Paolo et ses collègues ont combiné les données des satellites ERS-1 et ERS-2 de l’Agence spatiale européenne, qui couvrent les périodes 1991-2000 et 1995-2011, et celles de la mission Envisat, collectées de 2002 à 2012. Ils ont ainsi disposé d’un ensemble de mesures couvrant près de vingt ans. Le bilan montre une accélération significative de la perte de glace sur l’ensemble du continent. De 1994 à 2003, cette perte était globalement négligeable : environ 25 kilomètres cubes par an (avec une marge d’erreur de 64 km3). Mais de 2003 à 2012, la situation change spectaculairement : la perte de glace sur l’ensemble du continent atteint en moyenne 310 km3 par an (plus ou moins 74 km3).

Cette accélération rapide de la fonte de la glace ne se manifeste pas avec la même intensité dans toutes les régions de l’Antarctique. On a observé depuis des années que l’inlandsis Ouest-Antarctique était la région la plus vulnérable du continent. Les pertes de glace à l’ouest de l’Antarctique ont augmenté de 70% au cours de la dernière décennie, selon Paolo et ses collègues. Dans les deux zones les plus touchées, les mers d’Amundsen et de Bellingshausen, « certaines couches de glace ont perdu jusqu’à 18% de leur épaisseur en moins de deux décennies », écrivent Paolo et ses collègues (leur étude est publiée en ligne la revue Science).

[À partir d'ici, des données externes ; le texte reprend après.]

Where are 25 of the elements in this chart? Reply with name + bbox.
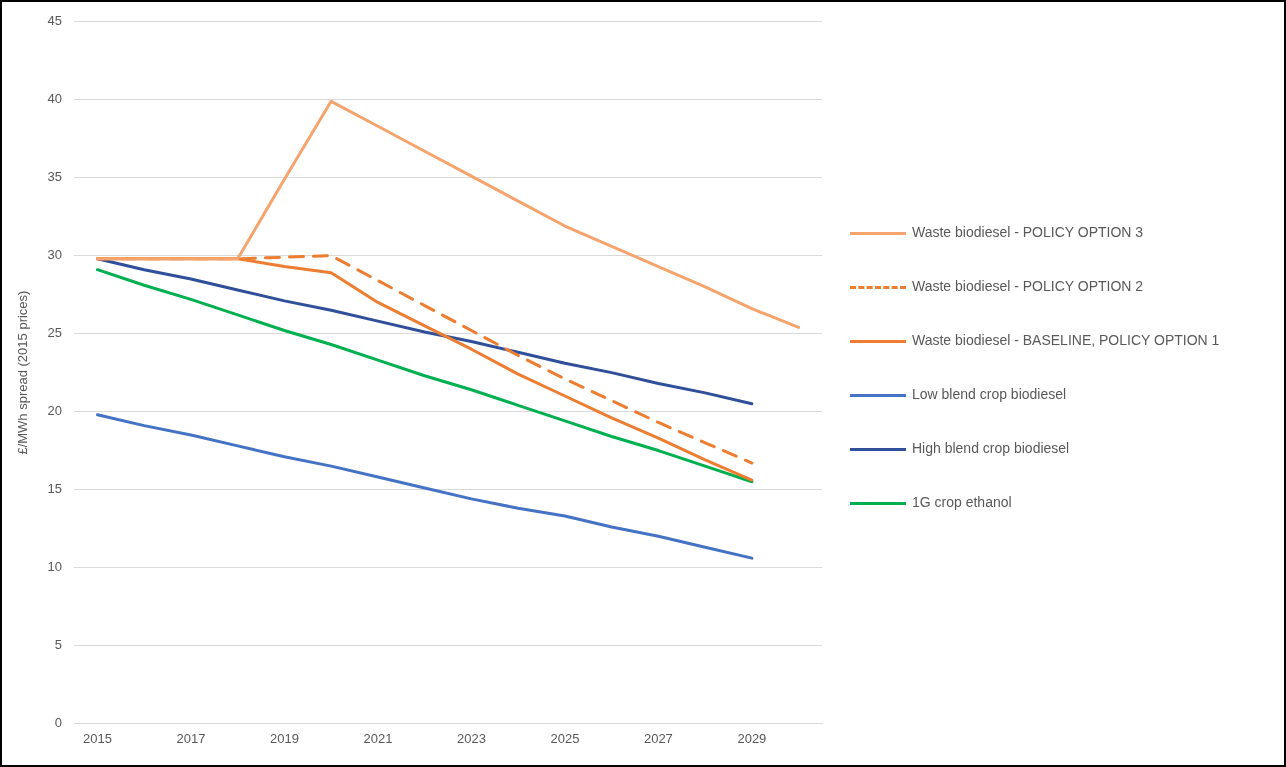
x-tick-label: 2019 [269,730,299,746]
y-tick-label: 0 [54,714,63,730]
legend-label: Waste biodiesel - POLICY OPTION 2 [912,278,1144,294]
x-tick-label: 2017 [176,730,206,746]
x-tick-label: 2025 [550,730,580,746]
y-tick-label: 20 [47,403,63,419]
y-tick-label: 30 [47,247,63,263]
x-tick-label: 2029 [737,730,767,746]
legend-label: Waste biodiesel - POLICY OPTION 3 [912,224,1144,240]
legend-label: 1G crop ethanol [912,494,1012,510]
y-tick-label: 25 [47,325,63,341]
y-tick-label: 10 [47,559,63,575]
legend-label: Waste biodiesel - BASELINE, POLICY OPTION 1 [912,332,1220,348]
legend-label: Low blend crop biodiesel [912,386,1067,402]
y-tick-label: 15 [47,481,63,497]
y-tick-label: 35 [47,169,63,185]
y-tick-label: 45 [47,13,63,29]
x-tick-label: 2023 [456,730,486,746]
y-tick-label: 40 [47,91,63,107]
y-axis-title: £/MWh spread (2015 prices) [15,290,31,455]
legend-label: High blend crop biodiesel [912,440,1070,456]
x-tick-label: 2015 [82,730,112,746]
x-tick-label: 2021 [363,730,393,746]
y-tick-label: 5 [54,637,63,653]
x-tick-label: 2027 [643,730,673,746]
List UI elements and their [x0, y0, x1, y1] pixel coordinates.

Carte montrant les pertes d'épaisseur des barrières de glace de l'Antarctique (en rouge) et les gains (en bleu) de 1994 à 2012 © Paolo et al./Science Carte montrant les pertes d'épaisseur des barrières de glace de l'Antarctique (en rouge) et les gains (en bleu) de 1994 à 2012 © Paolo et al./Science

La situation est beaucoup moins claire pour l’Antarctique Est et le glacier de Totten, le plus important de cette zone. Une étude menée en 2012 utilisant les données de la mission Icesat (2003-2008), suggérait que les barrières de glace à l’est perdaient aussi du volume. Mais la période d’observation n’était que de 5 ans. Sur une durée presque quatre fois plus longue, la nouvelle étude donne une analyse plus nuancée. « Nous ne sommes pas encore en mesure d’affirmer avec certitude que la barrière de glace s’épaissit ou s’amincit (à l’est), du fait que les données sont très bruitées, difficiles à interpréter », explique Paolo à Science. En résumé, il semble que l’épaisseur des glaces à l’est soit fluctuante, sans qu’une tendance globale très nette puisse être dégagée.

Selon Paolo, pour vraiment comprendre ce qui se pace entre les calottes polaires et les barrières de glace, d’autres données que celle de l’altimétrie radar sont nécessaires. En effet, la topographie du fond de l’océan joue aussi un rôle, certaines zones profondes pouvant permettre à des eaux relativement plus chaudes d’atteindre la partie inférieure du glacier, et d’accélérer ainsi sa fonte. Dans l’avenir, il faudra mesurer en continu les propriétés de l’eau près des barrières de glace – notamment sa température – ainsi que la profondeur de l’océan pour pouvoir connaître précisément l’évolution de l’inlandsis de l’Antarctique.